Indian media: Hope and introspection as parliament term ends

India will get its 16th parliament after the upcoming general elections
Image caption India will get its 16th parliament after the upcoming general elections

Media in India are analysing the performance of MPs in parliament after their five-year term comes to an end.

The term of the 15th Lok Sabha's (lower house of the parliament) ended on Friday with MPs from all political parties congratulating each other on their performance.

Newspapers, however, have mixed feelings about the term which saw an MP using pepper spray against his colleagues during a recent heated debate on the bill to create the new state of Telangana.

"As the 15th Lok Sabha comes to an ignominious end, it is no longer possible to put off the question: are we a democracy only in name?" asks The Hindu in an editorial.

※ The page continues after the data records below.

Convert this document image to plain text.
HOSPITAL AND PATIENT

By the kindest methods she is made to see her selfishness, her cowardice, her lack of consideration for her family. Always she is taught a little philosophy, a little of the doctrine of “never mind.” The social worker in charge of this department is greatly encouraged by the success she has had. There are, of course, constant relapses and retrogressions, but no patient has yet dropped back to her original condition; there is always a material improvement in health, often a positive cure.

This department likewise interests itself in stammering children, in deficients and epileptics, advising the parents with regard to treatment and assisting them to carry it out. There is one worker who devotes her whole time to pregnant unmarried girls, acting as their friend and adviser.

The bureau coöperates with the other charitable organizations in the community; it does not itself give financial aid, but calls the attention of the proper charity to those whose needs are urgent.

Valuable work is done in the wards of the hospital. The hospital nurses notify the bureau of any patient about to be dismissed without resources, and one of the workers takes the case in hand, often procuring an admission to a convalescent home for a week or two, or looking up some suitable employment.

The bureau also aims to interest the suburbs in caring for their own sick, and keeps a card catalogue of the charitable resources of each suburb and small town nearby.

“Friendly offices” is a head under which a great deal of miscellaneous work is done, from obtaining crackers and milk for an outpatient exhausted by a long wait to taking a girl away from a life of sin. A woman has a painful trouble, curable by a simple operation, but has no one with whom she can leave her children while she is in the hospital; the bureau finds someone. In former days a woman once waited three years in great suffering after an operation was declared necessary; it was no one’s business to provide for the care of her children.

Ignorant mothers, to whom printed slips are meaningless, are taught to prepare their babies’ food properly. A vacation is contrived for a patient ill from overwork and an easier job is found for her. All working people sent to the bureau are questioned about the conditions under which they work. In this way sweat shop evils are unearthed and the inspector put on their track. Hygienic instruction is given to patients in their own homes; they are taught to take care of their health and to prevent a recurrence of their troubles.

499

The last five years witnessed frequent disruptions in the Lok Sabha as it could approve only 177 of the 326 legislations scheduled for passage.

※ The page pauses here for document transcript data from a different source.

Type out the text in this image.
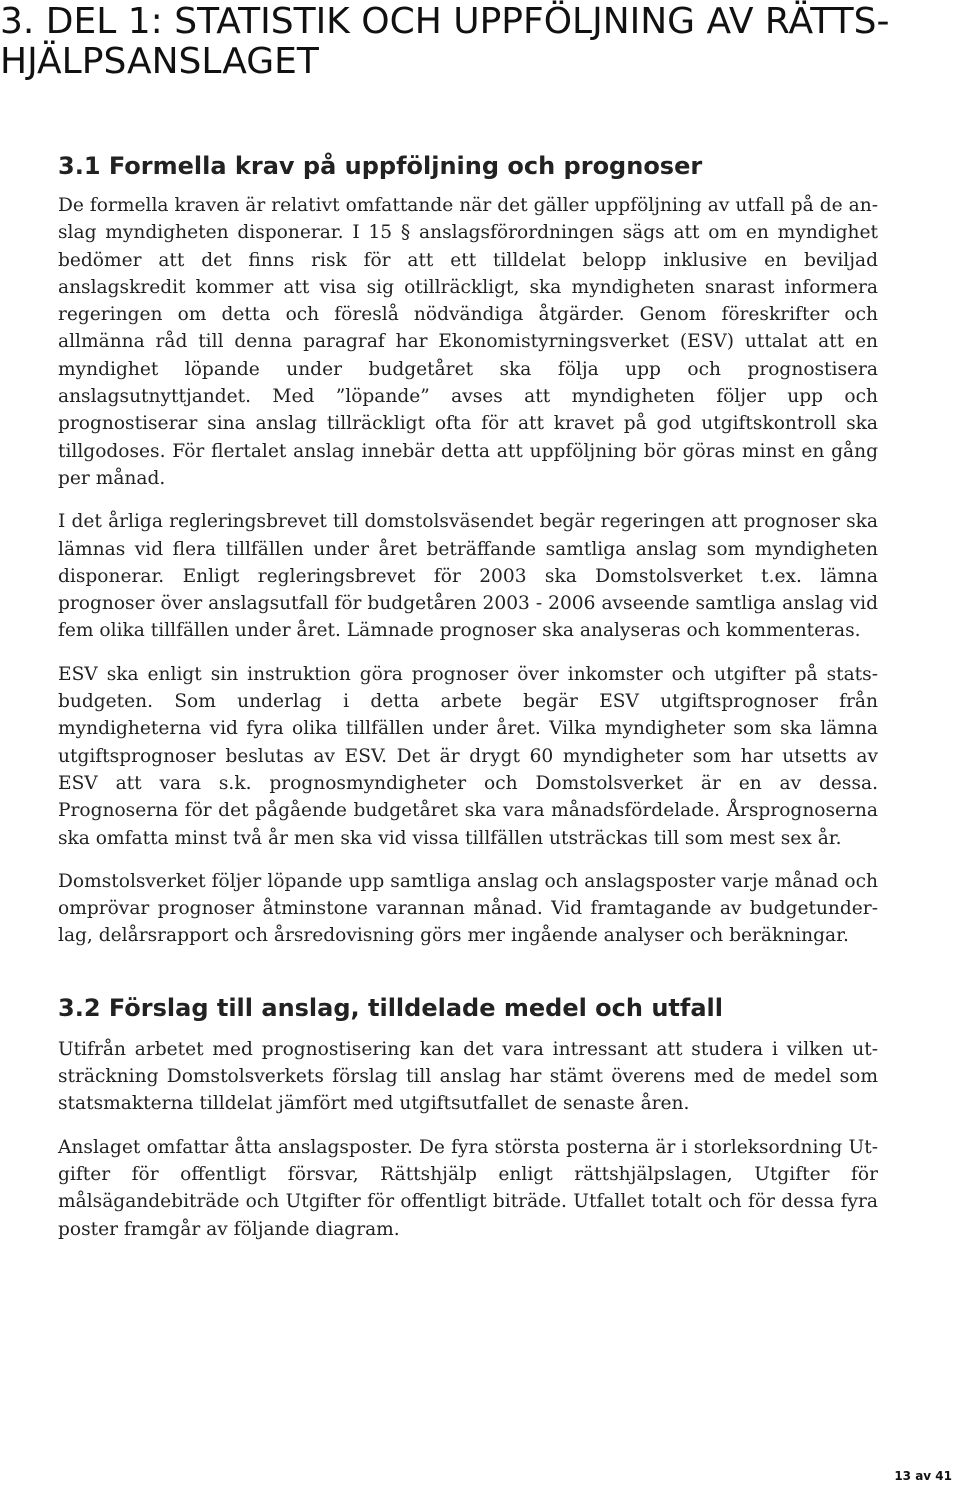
3. DEL 1: STATISTIK OCH UPPFÖLJNING AV RÄTTS-
HJÄLPSANSLAGET
3.1 Formella krav på uppföljning och prognoser

De formella kraven är relativt omfattande när det gäller uppföljning av utfall på de anslag myndigheten disponerar. I 15 § anslagsförordningen sägs att om en myndighet bedömer att det finns risk för att ett tilldelat belopp inklusive en beviljad anslagskredit kommer att visa sig otillräckligt, ska myndigheten snarast informera regeringen om detta och föreslå nödvändiga åtgärder. Genom föreskrifter och allmänna råd till denna paragraf har Ekonomistyrningsverket (ESV) uttalat att en myndighet löpande under budgetåret ska följa upp och prognostisera anslagsutnyttjandet. Med ”löpande” avses att myndigheten följer upp och prognostiserar sina anslag tillräckligt ofta för att kravet på god utgiftskontroll ska tillgodoses. För flertalet anslag innebär detta att uppföljning bör göras minst en gång per månad.

I det årliga regleringsbrevet till domstolsväsendet begär regeringen att prognoser ska lämnas vid flera tillfällen under året beträffande samtliga anslag som myndigheten disponerar. Enligt regleringsbrevet för 2003 ska Domstolsverket t.ex. lämna prognoser över anslagsutfall för budgetåren 2003 - 2006 avseende samtliga anslag vid fem olika tillfällen under året. Lämnade prognoser ska analyseras och kommenteras.

ESV ska enligt sin instruktion göra prognoser över inkomster och utgifter på statsbudgeten. Som underlag i detta arbete begär ESV utgiftsprognoser från myndigheterna vid fyra olika tillfällen under året. Vilka myndigheter som ska lämna utgiftsprognoser beslutas av ESV. Det är drygt 60 myndigheter som har utsetts av ESV att vara s.k. prognosmyndigheter och Domstolsverket är en av dessa. Prognoserna för det pågående budgetåret ska vara månadsfördelade. Årsprognoserna ska omfatta minst två år men ska vid vissa tillfällen utsträckas till som mest sex år.

Domstolsverket följer löpande upp samtliga anslag och anslagsposter varje månad och omprövar prognoser åtminstone varannan månad. Vid framtagande av budgetunderlag, delårsrapport och årsredovisning görs mer ingående analyser och beräkningar.

3.2 Förslag till anslag, tilldelade medel och utfall

Utifrån arbetet med prognostisering kan det vara intressant att studera i vilken utsträckning Domstolsverkets förslag till anslag har stämt överens med de medel som statsmakterna tilldelat jämfört med utgiftsutfallet de senaste åren.

Anslaget omfattar åtta anslagsposter. De fyra största posterna är i storleksordning Utgifter för offentligt försvar, Rättshjälp enligt rättshjälpslagen, Utgifter för målsägandebiträde och Utgifter för offentligt biträde. Utfallet totalt och för dessa fyra poster framgår av följande diagram.

13 av 41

For the Asian Age, the 15th Lok Sabha has "statistically proved to be the worst in history in terms of passage of bills... The declining standards of behaviour of the MPs was worst exemplified by the use of a pepper spray in the house".

The Tribune's editorial says the house "lost 79% of its time to din over various issues... Gone are the days when parliament had good orators and wit, repartee and humour marked the proceedings".

During the last day of the current term, some MPs expressed concerns over the falling standards of parliament and urged their colleagues to find some time for introspection.

The Asian Age says that "the time has come for parliamentarians to work together towards restoring established practices of parliamentary democracy".

"The next parliament must walk a more ambitious, high-minded path," The Times of India concludes its analysis on a hopeful note.

Meanwhile, minister Shashi Tharoor is "not happy" with the pace of the investigation into his wife Sunanda Pushkar's death as "non-sense speculations" continue to spread, The Economic Times reports.

"It seems increasingly that a tragedy happened that is health related and not related to anything else. But we are waiting for the police investigation to get over and to see the final determination by the doctors and medical team," the paper quotes Mr Tharoor as saying in a TV interview.

Ms Pushkar was found dead at a hotel in Delhi on 17 January.

Green Metro

In a tragic case, a nine-month-old infant died soon after he was given polio drops in a village in the northern state of Rajasthan, The Times of India reports.

However, health officials have ruled out that the polio drops administered as part of the national immunisation day programme could be a reason behind the death.

"Polio drops can't cause death but may cause some side-effects, that too in rare cases," the paper quotes project director Dr RP Jain as saying.

Dr Jain added that a post mortem would be carried out to find the cause of the death.

Earlier in January, India marked three years since it last reported a polio case, a landmark in the global battle against the disease.

And finally, the Delhi Metro has decided to install solar power plants at its stations as an energy conservation effort, The Hindu reports.

"The first... 'Roof Top Solar Power Plant' is being installed at Dwarka Sector 21 metro station and is expected to be functional in six months," the paper says.